Since joining the Taliban when he was 15 years old, Mohibullah Mushfiq, now 26 years old, has spent every Eid on mountainsides and dusty villages far away from his family. His family, however, was forced to relocate from their hamlet in the east to a third-floor flat in Kabul when the Taliban gained control.
This year, on the first morning of Eid, he shared sweets with his four-year-old son and two-year-old daughter, who were both giddy with excitement at the thought of spending the holiday in the large metropolis for the first time. He was overjoyed when his government announced the start of Eid, and he expressed his gratitude by saying, “I am proud of my country.”
Ubaidullah Edris, a 21-year-old man standing nearby in the parking lot, spoke softly into his phone. Her son’s mother begged him to come back home to their hamlet in Wardak, a hilly district southwest of Kabul, to spend Eid with her and his siblings.
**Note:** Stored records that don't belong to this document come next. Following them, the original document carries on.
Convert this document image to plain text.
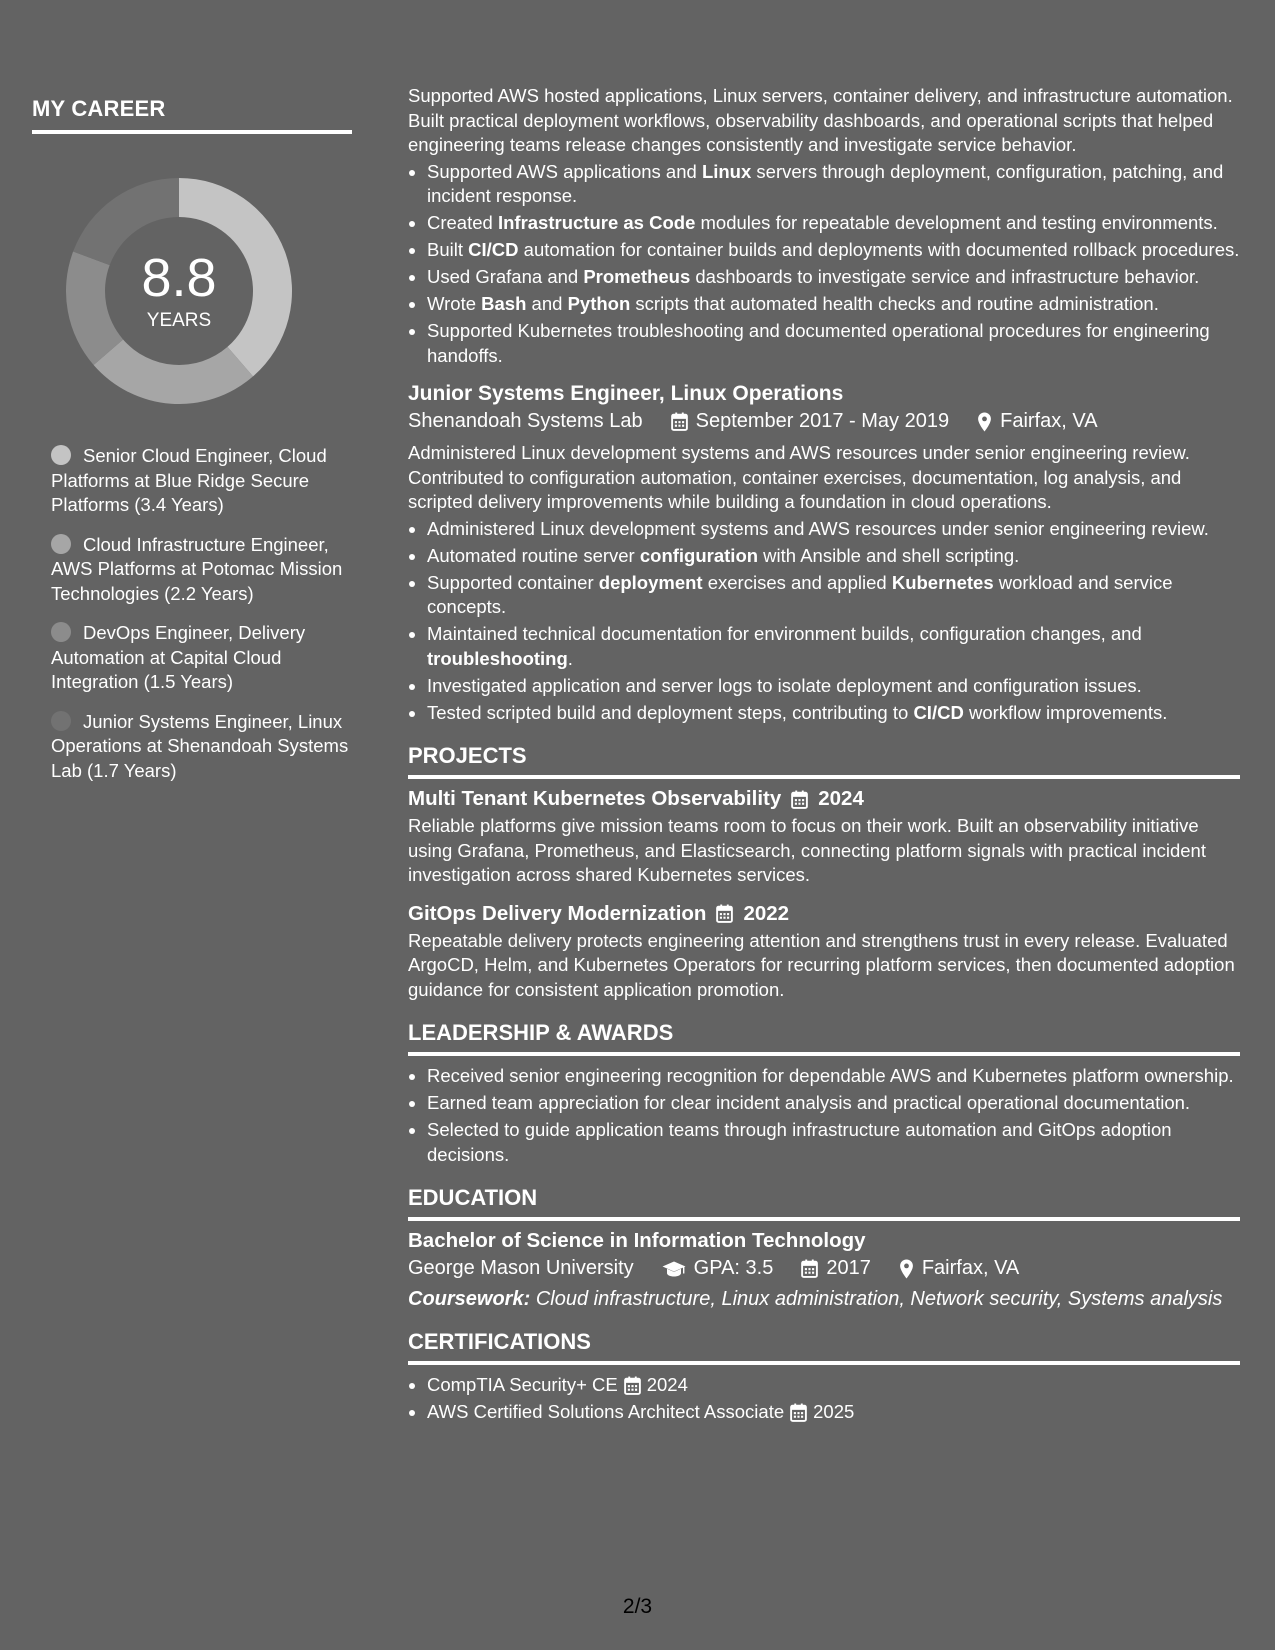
MY CAREER
8.8
YEARS
Senior Cloud Engineer, Cloud Platforms at Blue Ridge Secure Platforms (3.4 Years)
Cloud Infrastructure Engineer, AWS Platforms at Potomac Mission Technologies (2.2 Years)
DevOps Engineer, Delivery Automation at Capital Cloud Integration (1.5 Years)
Junior Systems Engineer, Linux Operations at Shenandoah Systems Lab (1.7 Years)

Supported AWS hosted applications, Linux servers, container delivery, and infrastructure automation. Built practical deployment workflows, observability dashboards, and operational scripts that helped engineering teams release changes consistently and investigate service behavior.

• Supported AWS applications and Linux servers through deployment, configuration, patching, and incident response.
• Created Infrastructure as Code modules for repeatable development and testing environments.
• Built CI/CD automation for container builds and deployments with documented rollback procedures.
• Used Grafana and Prometheus dashboards to investigate service and infrastructure behavior.
• Wrote Bash and Python scripts that automated health checks and routine administration.
• Supported Kubernetes troubleshooting and documented operational procedures for engineering handoffs.
Junior Systems Engineer, Linux Operations
Shenandoah Systems Lab	September 2017 - May 2019	Fairfax, VA

Administered Linux development systems and AWS resources under senior engineering review. Contributed to configuration automation, container exercises, documentation, log analysis, and scripted delivery improvements while building a foundation in cloud operations.

• Administered Linux development systems and AWS resources under senior engineering review.
• Automated routine server configuration with Ansible and shell scripting.
• Supported container deployment exercises and applied Kubernetes workload and service concepts.
• Maintained technical documentation for environment builds, configuration changes, and troubleshooting.
• Investigated application and server logs to isolate deployment and configuration issues.
• Tested scripted build and deployment steps, contributing to CI/CD workflow improvements.
PROJECTS
Multi Tenant Kubernetes Observability 2024

Reliable platforms give mission teams room to focus on their work. Built an observability initiative using Grafana, Prometheus, and Elasticsearch, connecting platform signals with practical incident investigation across shared Kubernetes services.

GitOps Delivery Modernization 2022

Repeatable delivery protects engineering attention and strengthens trust in every release. Evaluated ArgoCD, Helm, and Kubernetes Operators for recurring platform services, then documented adoption guidance for consistent application promotion.

LEADERSHIP & AWARDS
• Received senior engineering recognition for dependable AWS and Kubernetes platform ownership.
• Earned team appreciation for clear incident analysis and practical operational documentation.
• Selected to guide application teams through infrastructure automation and GitOps adoption decisions.
EDUCATION
Bachelor of Science in Information Technology
George Mason University	GPA: 3.5	2017	Fairfax, VA
Coursework: Cloud infrastructure, Linux administration, Network security, Systems analysis
CERTIFICATIONS
• CompTIA Security+ CE 2024
• AWS Certified Solutions Architect Associate 2025
2/3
He said that talking to her made him homesick. Mr. Edris had spent every Eid in his village, climbing up a hillside with his friends to roast a goat or a sheep, for the majority of his life. Nevertheless, after hanging up the phone, his longing for home was swiftly overwhelmed by a strong feeling of responsibility that he felt while remaining on patrol in Kabul.
According to park administrators, the number of visitors to City Park, Kabul’s amusement park, and the city’s zoo was less than half of the usual number of visitors during Eid. In addition to the country’s economic collapse, the poor attendance was a result of the Taliban’s decree prohibiting women from visiting on Eid, which is the latest in a growing list of restrictions on women in public settings.
On the second day of Eid, Zhilla, 18, gathered with her family at her aunt’s home, which was located in a humble house hidden into one of Kabul’s numerous hillside neighbourhoods. In the little courtyard, her young relatives and brothers were chasing after each other. Internally, Zhilla was awestruck by her new cousin, who was just six days old and resting quietly on her mother’s lap.
Last year, she and her family had gathered outside the city’s Qargha reservoir to have lunch by the river as children rode bicycles along its banks and paddled boats out on the lake – a memory that she said seemed like it happened a lifetime ago.